Port Number Lookup
Why This Matters
Every TCP connection you open is a four-tuple: source IP, source port, destination IP, destination port. The port is what lets a single server multiply conversations -- your HTTP request and your colleague's SSH session arrive at the same IP but land on different ports because the OS dispatcher reads the port number in the transport-layer header and routes the payload to the right socket buffer.
When debugging a firewall rule and traffic isn't flowing, the problem is usually on this layer: a mismatch between what the client targets and what the server is bound to. This tool gives you the authoritative port database without opening the standards website or grepping the services file.
How the Registry Works
The standards body divides the 16-bit port space (0-65535) into three blocks: 0-1023 well-known, 1024-49151 registered, 49152-65535 dynamic ephemeral. A port number alone is meaningless without transport protocol. TCP 53 and UDP 53 are different sockets -- one handles zone transfers, the other handles queries.
What the Tool Does
Type a number to see every assignment for that port, or type a name to search. The results table shows port, protocol, service name, and registration status. Each row expands to show the RFC reference and notes.
Filter tabs let you browse by block -- well-known, registered, dynamic. Protocol filter narrows to TCP or UDP. The export function dumps the filtered view as CSV.
Quick Reference
- 80 -- HTTP. Unencrypted traffic. Load balancer redirect.
- 443 -- HTTPS. Default for every modern web service.
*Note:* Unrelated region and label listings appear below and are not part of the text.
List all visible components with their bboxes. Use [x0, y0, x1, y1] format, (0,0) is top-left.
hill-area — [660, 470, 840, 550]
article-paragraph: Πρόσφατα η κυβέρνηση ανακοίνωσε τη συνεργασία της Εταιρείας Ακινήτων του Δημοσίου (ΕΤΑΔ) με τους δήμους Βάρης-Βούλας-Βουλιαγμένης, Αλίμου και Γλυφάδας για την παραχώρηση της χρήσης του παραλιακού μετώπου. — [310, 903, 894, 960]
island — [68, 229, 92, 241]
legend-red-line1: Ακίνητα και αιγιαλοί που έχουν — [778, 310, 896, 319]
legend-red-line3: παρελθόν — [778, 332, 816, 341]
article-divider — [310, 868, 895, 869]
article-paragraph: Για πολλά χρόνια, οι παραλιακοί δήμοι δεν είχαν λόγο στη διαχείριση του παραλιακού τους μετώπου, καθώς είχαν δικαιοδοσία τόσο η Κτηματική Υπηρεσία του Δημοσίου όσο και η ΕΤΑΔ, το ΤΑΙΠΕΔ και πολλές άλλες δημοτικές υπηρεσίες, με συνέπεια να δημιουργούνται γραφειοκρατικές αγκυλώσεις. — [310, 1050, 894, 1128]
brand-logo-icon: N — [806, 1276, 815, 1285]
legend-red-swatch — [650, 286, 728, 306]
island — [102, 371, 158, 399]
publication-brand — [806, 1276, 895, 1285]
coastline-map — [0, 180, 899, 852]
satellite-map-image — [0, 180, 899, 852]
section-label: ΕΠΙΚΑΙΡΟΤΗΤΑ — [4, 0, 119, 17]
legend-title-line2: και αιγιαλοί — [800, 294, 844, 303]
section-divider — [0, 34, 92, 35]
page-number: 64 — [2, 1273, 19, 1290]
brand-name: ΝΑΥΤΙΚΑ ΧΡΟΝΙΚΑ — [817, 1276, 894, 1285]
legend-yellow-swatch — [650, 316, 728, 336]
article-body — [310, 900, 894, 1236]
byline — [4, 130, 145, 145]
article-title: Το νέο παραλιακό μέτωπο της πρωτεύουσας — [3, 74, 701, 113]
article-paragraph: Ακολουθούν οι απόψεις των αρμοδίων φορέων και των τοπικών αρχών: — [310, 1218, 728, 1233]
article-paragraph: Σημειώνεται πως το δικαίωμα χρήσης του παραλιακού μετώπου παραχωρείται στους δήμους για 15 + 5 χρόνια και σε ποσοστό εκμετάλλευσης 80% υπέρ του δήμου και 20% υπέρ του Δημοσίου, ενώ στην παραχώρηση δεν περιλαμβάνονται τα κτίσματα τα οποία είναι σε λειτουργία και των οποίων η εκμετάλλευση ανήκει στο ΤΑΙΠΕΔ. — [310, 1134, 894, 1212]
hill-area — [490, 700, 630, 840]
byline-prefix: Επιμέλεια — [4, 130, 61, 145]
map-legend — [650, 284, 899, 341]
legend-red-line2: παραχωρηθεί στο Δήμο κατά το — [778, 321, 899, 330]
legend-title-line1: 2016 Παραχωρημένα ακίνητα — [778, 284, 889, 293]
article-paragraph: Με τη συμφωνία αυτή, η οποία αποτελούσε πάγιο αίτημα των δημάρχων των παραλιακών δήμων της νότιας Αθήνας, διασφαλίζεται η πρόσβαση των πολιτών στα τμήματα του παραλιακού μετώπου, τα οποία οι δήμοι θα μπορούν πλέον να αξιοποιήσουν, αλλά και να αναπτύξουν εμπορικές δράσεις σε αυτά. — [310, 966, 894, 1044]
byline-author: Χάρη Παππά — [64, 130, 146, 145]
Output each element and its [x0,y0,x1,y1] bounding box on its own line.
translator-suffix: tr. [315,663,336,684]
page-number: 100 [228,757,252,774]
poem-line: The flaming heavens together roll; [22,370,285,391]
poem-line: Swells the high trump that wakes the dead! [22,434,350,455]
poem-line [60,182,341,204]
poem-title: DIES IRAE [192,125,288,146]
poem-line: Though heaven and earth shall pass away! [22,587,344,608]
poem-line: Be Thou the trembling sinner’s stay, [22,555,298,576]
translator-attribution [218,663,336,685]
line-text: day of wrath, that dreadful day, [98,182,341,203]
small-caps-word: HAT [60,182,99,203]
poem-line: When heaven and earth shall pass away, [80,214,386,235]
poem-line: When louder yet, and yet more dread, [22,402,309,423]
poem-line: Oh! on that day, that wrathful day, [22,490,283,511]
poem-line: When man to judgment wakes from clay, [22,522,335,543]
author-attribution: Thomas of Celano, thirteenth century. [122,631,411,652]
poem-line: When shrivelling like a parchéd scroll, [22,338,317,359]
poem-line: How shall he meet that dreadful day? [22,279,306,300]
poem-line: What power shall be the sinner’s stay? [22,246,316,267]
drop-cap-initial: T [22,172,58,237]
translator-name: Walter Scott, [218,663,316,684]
- 22 -- SSH. Remote shell.
- 25 -- SMTP. Use 587 with STARTTLS for relay.
- 53 -- DNS. TCP and UDP.
- 3306 -- MySQL.
- 5432 -- PostgreSQL.
- 6379 -- Redis. No auth by default.
- 27017 -- MongoDB.
- 8080/8443 -- Dev proxy alternatives.
How to Use It
Run ss -tlnp or netstat -tlnp on the target host. Cross-reference against this lookup. Paste CSV exports into AWS Security Group or iptables rules via Terraform or firewall-cmd.
Common Gotchas
Privilege escalation: lower ports need root. Node on 80 without privilege = permission denied. Use reverse proxy or setcap. Ephemeral exhaustion: heavily-loaded proxy can exhaust the ephemeral port range. Deprecated entries carry a flag. Check notes.
FAQ
Q: Multiple service names for one port? A: Historical assignments. Q: What is the port assignment spec? A: The RFC that defines procedures for assignment. Q: Database auto-updated? A: CSV snapshot. Check repo for last sync.